Langkah yang tepat dilakukan KPU

Hadar merekomendasikan agar KPU membuat peta persiapan dan resiko per tahapan. Peta dinilai bermanfaat untuk menganalis potensi penyelenggaraan Pilkada di masa pandemi. Hadar tak menganjurkan jika tahapan Pilkada dilaksanakan satu per satu, dengan kemungkinan akan ditunda kembali sesuai evaluasi per tahapan.

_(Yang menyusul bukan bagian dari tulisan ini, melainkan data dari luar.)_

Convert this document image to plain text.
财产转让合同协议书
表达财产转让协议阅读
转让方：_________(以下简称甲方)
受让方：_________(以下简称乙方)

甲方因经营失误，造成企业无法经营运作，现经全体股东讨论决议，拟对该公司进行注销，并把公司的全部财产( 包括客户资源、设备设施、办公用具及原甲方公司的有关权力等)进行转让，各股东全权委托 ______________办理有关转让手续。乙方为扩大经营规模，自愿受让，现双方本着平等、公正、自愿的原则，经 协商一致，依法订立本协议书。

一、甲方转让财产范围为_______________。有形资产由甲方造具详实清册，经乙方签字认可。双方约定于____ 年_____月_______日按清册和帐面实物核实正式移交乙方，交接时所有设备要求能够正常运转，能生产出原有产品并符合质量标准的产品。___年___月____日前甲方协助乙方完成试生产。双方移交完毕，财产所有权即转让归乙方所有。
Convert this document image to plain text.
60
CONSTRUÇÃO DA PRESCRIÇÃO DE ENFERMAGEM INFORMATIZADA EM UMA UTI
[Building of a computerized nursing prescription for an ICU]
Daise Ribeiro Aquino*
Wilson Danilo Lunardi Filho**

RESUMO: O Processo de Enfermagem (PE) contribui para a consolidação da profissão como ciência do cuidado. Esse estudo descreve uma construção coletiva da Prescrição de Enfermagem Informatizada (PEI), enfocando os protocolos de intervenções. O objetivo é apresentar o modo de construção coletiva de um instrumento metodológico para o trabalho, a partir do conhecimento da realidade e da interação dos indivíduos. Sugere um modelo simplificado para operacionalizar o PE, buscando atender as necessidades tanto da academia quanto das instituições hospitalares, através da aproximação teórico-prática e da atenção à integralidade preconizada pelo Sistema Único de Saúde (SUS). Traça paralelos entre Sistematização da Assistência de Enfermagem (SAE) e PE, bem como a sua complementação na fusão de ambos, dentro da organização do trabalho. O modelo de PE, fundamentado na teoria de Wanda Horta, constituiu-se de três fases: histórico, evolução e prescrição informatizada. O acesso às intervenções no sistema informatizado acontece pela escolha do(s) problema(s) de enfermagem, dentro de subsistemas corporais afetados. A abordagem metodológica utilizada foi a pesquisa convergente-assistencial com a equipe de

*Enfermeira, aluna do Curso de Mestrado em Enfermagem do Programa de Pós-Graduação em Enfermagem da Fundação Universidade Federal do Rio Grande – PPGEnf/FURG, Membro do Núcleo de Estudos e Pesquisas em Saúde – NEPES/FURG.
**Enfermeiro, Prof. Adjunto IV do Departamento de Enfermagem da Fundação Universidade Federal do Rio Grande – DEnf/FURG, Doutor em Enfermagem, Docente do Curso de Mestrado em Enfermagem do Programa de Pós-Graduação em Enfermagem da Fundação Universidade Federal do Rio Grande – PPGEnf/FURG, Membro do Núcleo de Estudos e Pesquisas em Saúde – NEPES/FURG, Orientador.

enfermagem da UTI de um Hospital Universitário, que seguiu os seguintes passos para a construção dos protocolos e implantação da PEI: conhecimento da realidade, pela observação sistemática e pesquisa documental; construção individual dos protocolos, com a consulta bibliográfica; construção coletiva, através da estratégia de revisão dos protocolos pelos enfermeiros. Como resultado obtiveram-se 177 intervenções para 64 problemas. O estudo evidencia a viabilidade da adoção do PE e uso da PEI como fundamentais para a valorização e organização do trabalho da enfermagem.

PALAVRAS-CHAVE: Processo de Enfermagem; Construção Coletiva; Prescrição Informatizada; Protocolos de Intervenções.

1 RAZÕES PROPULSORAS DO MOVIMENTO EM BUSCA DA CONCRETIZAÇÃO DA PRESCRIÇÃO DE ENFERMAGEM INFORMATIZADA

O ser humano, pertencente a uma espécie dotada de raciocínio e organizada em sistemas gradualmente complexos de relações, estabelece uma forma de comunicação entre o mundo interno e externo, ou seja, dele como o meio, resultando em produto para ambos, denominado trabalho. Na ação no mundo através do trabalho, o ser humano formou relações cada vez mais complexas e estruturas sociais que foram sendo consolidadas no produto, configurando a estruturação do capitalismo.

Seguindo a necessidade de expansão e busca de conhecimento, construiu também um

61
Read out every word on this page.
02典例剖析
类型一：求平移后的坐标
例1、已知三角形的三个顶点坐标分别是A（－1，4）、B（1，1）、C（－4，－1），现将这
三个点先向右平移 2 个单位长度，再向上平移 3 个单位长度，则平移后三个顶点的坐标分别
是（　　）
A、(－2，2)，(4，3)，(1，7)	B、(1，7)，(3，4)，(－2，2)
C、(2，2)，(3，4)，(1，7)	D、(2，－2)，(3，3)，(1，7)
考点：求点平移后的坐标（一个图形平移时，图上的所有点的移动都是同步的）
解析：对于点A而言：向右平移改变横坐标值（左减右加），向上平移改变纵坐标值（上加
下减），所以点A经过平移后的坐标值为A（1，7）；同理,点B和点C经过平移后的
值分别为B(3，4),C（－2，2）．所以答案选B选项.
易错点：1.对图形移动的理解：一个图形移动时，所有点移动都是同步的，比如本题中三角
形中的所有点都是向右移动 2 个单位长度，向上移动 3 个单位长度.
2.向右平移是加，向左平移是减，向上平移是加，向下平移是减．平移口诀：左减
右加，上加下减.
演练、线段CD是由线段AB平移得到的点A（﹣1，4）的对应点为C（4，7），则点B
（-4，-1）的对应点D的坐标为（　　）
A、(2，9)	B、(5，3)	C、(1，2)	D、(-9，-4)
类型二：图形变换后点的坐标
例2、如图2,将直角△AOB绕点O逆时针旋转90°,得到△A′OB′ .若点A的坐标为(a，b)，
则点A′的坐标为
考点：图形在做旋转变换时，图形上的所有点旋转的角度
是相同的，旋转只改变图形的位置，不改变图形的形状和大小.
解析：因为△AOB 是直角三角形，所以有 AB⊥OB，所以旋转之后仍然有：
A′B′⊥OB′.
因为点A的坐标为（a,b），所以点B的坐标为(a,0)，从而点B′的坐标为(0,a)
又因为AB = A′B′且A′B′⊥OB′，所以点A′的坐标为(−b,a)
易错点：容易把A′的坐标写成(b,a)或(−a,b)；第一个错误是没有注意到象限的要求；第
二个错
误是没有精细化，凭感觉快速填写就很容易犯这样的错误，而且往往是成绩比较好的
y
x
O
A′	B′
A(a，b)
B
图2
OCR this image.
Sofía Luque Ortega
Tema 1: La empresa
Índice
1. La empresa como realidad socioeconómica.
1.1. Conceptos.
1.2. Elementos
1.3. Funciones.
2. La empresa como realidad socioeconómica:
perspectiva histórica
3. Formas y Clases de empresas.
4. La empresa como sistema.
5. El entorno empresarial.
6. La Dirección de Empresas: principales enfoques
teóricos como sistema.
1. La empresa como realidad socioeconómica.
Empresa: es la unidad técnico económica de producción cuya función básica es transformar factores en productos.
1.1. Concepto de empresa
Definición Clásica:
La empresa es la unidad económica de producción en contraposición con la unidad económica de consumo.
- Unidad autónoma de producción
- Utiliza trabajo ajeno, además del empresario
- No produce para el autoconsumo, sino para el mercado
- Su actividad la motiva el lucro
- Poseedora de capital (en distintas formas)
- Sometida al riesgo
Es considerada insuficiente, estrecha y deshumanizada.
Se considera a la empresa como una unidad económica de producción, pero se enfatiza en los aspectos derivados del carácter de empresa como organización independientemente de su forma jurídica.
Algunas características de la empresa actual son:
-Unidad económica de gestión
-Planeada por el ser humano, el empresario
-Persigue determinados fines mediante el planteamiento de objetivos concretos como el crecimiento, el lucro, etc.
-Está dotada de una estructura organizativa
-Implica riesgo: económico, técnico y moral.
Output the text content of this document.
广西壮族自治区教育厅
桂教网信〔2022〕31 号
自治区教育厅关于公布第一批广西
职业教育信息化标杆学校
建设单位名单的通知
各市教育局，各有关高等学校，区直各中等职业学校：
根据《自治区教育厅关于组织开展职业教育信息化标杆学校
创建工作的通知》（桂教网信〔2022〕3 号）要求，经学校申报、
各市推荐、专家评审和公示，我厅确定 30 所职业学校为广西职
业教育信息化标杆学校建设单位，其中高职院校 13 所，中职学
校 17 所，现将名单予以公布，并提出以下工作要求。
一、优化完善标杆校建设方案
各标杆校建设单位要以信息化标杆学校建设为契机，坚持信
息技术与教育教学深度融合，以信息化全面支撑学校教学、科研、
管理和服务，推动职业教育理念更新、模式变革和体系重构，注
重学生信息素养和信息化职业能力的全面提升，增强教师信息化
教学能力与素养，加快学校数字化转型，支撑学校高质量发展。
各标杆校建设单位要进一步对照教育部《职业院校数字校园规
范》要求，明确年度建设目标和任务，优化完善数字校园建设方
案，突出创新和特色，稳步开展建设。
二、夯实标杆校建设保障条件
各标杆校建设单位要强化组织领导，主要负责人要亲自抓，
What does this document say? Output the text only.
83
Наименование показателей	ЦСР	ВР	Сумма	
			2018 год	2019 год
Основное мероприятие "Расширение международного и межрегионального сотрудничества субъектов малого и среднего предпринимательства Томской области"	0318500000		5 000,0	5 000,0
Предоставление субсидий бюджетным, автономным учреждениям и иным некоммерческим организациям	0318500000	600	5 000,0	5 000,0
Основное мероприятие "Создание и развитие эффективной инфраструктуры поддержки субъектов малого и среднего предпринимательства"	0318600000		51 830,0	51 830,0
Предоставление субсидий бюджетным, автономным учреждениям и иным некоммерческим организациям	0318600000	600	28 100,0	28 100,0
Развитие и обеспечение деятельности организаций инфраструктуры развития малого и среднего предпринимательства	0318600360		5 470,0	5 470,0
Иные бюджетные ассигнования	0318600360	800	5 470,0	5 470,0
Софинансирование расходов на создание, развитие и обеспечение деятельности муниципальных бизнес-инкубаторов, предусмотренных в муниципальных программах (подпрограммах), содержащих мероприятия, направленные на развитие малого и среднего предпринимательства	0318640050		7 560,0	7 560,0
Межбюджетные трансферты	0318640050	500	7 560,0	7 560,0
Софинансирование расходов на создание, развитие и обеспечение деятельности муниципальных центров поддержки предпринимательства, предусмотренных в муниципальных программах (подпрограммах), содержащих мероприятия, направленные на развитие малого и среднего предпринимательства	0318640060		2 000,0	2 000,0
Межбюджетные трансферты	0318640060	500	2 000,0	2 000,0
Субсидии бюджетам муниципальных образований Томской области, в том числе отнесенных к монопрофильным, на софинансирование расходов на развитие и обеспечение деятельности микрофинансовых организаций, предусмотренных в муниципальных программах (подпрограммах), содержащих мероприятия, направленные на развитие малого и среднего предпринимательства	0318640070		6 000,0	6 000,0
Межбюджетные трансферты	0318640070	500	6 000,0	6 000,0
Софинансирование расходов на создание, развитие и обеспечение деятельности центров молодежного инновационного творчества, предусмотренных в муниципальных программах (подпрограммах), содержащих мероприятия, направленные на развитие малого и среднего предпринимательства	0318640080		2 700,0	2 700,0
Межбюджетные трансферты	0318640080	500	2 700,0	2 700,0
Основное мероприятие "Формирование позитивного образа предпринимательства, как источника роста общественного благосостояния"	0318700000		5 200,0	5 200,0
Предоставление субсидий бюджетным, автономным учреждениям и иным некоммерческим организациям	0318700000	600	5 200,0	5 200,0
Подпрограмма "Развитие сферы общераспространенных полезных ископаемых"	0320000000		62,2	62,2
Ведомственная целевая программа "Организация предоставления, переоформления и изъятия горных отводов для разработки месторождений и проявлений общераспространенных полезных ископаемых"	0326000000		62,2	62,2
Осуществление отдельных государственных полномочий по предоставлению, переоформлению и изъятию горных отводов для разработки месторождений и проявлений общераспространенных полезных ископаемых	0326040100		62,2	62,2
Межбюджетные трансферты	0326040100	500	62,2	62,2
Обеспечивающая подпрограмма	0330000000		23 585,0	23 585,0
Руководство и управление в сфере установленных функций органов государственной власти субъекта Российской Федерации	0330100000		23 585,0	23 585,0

“Kalau tidak mungkin, menurut saya lebih baik mengajak pertemuan dan sampaikan, bahwa ini tidak bisa. Daripada kita menggunakannya, kerjakan saja dulu tahapan yang tertunda, kemudian kita lanjutkan lagi, kita lihat nanti evaluasi, lalu kita lanjutkan lagi tahapan pendaftaran calon, lalu kampanye, atau nanti kita stop. Kalau demikian, ini bisa mengurangi kualitas pemilihan,” kata Hadar.

Menunda tahapan berkali-kali, menurut Hadar, tak bijak dilakukan sebab kualitas tahapan bergantung pada tahapan lainnya. Pun, jeda antara tahapan menyebabkan data tidak mutakhir.

“Tidak bisa ada jeda antara tahapan, karena ada sesuatu yang tidak mutakhir. Misal kampanye, apakah begitu selesai kampanye, gawat kita stop. Pemungutan suara dua tiga bulan lagi. Dianggap yang sudah dikampanyekan masih nempel di pemilu, tidak bisa demikian,” tukasnya.

Hadar meminta agar KPU dapat memaparkan kesiapan penyelenggaraan Pilkada kepada Pemerintah dan DPR. Jika waktu 17 hari dirasa tak cukup, KPU diharapkan mengajak Pemerintah dan DPR untuk berbicara kembali tentang penundaan Pilkada Serentak 2020.

“KPU harus menakarnya betul. Kalau ini tidak mungkin, tidak ada salahnya untuk mengajak bicara kembali dan menunda Pilkada ini,” tutup Hadar.